When describing a sunset,
The term “red” comes to mind.
But this term alone
Doesn’t capture the sky,
It doesn’t narrow down the shade
Or the vastness,
So I pick familiar words
To bring the reader in close:
Crimson, vermillion, cherry, or
Expansive, encompassing, all-embracing.

We continue expanding, until
I’ve got a rouge, ruby sky
Blended with amber and straw hues
The clouds drift by
Like blades of golden grass with the wind
The piercing sun shines light
On everything we see
And the dark shadows grow longer, preparing for the night.

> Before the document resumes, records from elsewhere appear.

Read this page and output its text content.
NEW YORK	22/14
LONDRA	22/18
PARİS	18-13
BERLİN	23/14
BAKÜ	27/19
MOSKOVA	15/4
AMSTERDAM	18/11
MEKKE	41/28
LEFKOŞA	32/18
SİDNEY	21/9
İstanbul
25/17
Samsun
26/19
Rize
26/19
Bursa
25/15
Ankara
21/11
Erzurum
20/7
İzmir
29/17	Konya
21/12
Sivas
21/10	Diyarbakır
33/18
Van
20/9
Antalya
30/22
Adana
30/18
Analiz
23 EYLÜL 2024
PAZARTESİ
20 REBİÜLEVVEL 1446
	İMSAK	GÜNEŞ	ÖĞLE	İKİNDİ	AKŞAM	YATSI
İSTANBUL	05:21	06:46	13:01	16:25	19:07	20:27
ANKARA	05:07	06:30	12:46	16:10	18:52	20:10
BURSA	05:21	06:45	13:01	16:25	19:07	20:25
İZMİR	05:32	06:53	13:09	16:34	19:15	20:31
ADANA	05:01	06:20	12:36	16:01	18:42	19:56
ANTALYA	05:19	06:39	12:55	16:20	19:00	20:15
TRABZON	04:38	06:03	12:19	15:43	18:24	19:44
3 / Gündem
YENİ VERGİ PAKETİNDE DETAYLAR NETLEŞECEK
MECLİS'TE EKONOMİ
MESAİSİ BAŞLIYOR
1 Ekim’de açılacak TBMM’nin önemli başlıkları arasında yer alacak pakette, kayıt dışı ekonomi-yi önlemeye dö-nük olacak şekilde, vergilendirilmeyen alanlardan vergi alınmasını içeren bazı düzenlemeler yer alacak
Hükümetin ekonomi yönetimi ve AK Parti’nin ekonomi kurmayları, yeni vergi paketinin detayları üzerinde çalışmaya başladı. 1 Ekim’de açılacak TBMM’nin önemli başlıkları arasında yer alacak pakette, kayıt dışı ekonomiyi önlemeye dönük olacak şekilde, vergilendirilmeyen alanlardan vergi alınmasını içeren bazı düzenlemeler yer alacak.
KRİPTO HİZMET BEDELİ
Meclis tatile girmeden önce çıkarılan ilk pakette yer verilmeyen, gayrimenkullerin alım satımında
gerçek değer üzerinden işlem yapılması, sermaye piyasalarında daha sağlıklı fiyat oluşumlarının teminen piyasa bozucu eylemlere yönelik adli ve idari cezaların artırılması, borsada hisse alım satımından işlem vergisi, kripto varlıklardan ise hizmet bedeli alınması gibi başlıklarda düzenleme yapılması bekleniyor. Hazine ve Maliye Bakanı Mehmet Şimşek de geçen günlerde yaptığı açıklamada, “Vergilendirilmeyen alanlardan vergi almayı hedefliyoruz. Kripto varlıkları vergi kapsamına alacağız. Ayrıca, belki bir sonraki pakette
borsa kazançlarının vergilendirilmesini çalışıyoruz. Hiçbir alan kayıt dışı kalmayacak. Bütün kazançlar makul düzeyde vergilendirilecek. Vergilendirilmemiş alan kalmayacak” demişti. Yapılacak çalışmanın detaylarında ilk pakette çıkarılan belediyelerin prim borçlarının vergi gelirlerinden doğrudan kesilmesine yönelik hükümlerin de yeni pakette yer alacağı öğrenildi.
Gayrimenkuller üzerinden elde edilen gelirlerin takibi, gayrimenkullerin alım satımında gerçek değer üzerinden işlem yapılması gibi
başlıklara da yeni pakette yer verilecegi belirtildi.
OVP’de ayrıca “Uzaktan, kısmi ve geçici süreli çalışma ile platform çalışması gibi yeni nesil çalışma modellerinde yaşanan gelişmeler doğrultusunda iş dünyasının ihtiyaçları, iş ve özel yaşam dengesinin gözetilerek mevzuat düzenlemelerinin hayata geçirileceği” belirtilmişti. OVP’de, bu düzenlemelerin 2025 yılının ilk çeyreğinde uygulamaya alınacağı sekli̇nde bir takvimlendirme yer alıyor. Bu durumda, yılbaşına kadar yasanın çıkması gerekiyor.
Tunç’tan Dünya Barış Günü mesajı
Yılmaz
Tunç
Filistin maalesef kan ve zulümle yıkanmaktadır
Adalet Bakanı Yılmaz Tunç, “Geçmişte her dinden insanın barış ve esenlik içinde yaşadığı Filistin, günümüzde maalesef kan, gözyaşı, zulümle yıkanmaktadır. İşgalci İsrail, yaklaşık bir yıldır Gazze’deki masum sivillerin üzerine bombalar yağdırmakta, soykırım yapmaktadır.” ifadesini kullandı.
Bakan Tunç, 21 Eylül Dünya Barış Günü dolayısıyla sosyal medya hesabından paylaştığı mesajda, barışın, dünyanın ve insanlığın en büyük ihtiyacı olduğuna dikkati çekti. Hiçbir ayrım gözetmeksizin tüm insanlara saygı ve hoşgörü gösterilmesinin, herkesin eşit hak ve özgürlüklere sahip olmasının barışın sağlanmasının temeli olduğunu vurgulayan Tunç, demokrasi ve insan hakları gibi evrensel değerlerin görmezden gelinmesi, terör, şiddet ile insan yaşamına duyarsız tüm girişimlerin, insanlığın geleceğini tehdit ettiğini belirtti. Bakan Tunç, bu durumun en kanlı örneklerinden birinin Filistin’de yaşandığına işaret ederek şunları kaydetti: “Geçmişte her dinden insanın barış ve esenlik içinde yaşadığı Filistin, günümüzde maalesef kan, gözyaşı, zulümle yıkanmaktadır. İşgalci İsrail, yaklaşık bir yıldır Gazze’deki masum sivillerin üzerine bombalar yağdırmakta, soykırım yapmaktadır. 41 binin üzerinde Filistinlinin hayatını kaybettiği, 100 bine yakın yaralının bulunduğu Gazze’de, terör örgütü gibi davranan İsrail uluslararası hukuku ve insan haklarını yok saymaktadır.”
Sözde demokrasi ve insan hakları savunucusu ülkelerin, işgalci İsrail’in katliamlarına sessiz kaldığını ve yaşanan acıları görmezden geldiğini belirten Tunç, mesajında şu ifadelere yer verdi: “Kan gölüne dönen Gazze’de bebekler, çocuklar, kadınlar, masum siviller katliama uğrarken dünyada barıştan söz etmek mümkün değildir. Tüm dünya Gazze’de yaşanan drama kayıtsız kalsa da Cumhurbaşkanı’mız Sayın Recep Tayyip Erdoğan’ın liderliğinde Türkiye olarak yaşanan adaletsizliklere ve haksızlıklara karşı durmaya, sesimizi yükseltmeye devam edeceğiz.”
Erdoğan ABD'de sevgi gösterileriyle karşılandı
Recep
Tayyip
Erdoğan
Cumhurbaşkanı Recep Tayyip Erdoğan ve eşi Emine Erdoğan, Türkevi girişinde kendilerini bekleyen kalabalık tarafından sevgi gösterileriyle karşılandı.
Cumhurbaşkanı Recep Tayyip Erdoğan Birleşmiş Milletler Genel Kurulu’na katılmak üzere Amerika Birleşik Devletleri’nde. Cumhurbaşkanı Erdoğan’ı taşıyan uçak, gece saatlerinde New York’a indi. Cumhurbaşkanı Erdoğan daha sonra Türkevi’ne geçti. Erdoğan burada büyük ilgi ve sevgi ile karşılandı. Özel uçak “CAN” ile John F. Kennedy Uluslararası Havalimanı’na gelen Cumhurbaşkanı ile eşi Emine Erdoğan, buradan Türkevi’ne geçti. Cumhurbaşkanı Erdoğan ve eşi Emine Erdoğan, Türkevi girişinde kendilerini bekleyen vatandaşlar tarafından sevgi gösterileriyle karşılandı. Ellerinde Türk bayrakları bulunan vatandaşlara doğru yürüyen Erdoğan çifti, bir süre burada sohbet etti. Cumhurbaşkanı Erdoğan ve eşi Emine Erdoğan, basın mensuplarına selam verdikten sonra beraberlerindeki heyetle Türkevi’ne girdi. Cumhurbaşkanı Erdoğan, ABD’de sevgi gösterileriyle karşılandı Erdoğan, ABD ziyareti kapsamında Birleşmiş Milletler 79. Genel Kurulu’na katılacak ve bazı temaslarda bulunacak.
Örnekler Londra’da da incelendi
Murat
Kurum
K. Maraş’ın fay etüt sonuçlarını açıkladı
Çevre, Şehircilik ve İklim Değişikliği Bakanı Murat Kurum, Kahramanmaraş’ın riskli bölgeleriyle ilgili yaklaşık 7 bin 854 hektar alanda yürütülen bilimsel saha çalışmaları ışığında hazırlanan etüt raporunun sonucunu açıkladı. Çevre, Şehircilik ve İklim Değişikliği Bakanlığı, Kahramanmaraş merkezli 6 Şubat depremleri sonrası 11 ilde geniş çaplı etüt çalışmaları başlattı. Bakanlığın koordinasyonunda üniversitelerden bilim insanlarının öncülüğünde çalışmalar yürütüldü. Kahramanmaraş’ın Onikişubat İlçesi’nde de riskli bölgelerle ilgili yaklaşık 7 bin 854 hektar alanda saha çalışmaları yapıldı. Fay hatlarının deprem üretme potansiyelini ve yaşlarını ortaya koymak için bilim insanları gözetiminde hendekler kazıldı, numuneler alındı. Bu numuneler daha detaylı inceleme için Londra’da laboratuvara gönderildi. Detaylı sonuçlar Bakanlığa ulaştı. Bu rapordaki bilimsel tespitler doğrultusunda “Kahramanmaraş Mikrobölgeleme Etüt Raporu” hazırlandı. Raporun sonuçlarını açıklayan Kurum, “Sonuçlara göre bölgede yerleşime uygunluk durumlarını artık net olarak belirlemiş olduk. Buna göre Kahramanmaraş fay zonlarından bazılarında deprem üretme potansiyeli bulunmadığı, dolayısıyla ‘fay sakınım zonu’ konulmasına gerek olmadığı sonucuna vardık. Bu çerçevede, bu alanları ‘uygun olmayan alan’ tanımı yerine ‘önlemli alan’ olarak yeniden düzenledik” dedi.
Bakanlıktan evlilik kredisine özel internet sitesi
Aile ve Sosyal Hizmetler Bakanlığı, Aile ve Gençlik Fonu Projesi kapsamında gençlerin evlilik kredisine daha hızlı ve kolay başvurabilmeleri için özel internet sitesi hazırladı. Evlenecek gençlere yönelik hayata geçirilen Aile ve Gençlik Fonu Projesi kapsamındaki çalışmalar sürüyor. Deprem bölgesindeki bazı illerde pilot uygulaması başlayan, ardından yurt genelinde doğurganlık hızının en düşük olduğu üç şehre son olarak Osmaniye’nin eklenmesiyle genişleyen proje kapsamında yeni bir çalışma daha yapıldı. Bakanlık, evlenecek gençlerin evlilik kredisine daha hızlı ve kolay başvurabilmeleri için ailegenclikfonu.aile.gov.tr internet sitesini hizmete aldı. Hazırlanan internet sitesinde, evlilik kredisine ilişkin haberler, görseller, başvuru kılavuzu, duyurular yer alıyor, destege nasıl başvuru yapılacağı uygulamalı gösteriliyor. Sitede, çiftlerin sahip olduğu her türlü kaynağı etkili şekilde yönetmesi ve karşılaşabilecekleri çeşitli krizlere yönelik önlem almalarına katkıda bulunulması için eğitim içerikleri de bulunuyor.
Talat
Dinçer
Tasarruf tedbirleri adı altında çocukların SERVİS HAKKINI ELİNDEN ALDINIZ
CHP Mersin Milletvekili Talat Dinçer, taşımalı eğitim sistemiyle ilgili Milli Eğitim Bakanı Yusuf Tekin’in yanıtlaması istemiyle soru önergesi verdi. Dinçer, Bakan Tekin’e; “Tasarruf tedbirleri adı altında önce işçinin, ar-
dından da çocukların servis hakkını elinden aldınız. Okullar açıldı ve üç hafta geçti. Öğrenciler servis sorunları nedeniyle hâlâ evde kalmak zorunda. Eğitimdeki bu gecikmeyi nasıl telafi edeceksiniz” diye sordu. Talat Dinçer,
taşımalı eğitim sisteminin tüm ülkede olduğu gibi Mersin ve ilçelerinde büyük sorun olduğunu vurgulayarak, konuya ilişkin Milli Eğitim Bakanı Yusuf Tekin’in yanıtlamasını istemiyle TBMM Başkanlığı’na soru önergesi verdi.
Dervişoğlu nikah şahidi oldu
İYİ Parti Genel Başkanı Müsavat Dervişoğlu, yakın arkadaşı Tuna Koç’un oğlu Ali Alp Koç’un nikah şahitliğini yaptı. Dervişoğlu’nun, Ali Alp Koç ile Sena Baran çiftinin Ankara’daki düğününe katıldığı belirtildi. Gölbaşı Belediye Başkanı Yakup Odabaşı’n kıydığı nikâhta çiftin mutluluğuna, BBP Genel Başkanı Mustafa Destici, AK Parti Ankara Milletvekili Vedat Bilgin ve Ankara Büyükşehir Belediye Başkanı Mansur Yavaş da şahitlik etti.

We’ve got our scene, but here’s my issue:
Do your sunsets have clouds?
Did I just limit your imagination with my imagination?
Or did I just bring something to the forefront
That you hadn’t even noticed?
My imagination is my daemon
Because it is my creative best friend
And my restrictive worst enemy
And it does drive me mad.

Upon completion of most writings,
Self-doubt sets in as a form of self-critique
And I wonder if the words I’ve chosen
Could be any cleaner,
Could alliterate or punctuate better,
Can call forward the right images,
The right feelings,
At appropriate times.
And I notice all the possible changes
I could have made…

But the anxiety passes,
And I know my initial thoughts
Are usually what I meant to say
And they hold true to myself.
So I hold back and wait
Until this self-critical worst enemy
Becomes a self-satisfying best friend.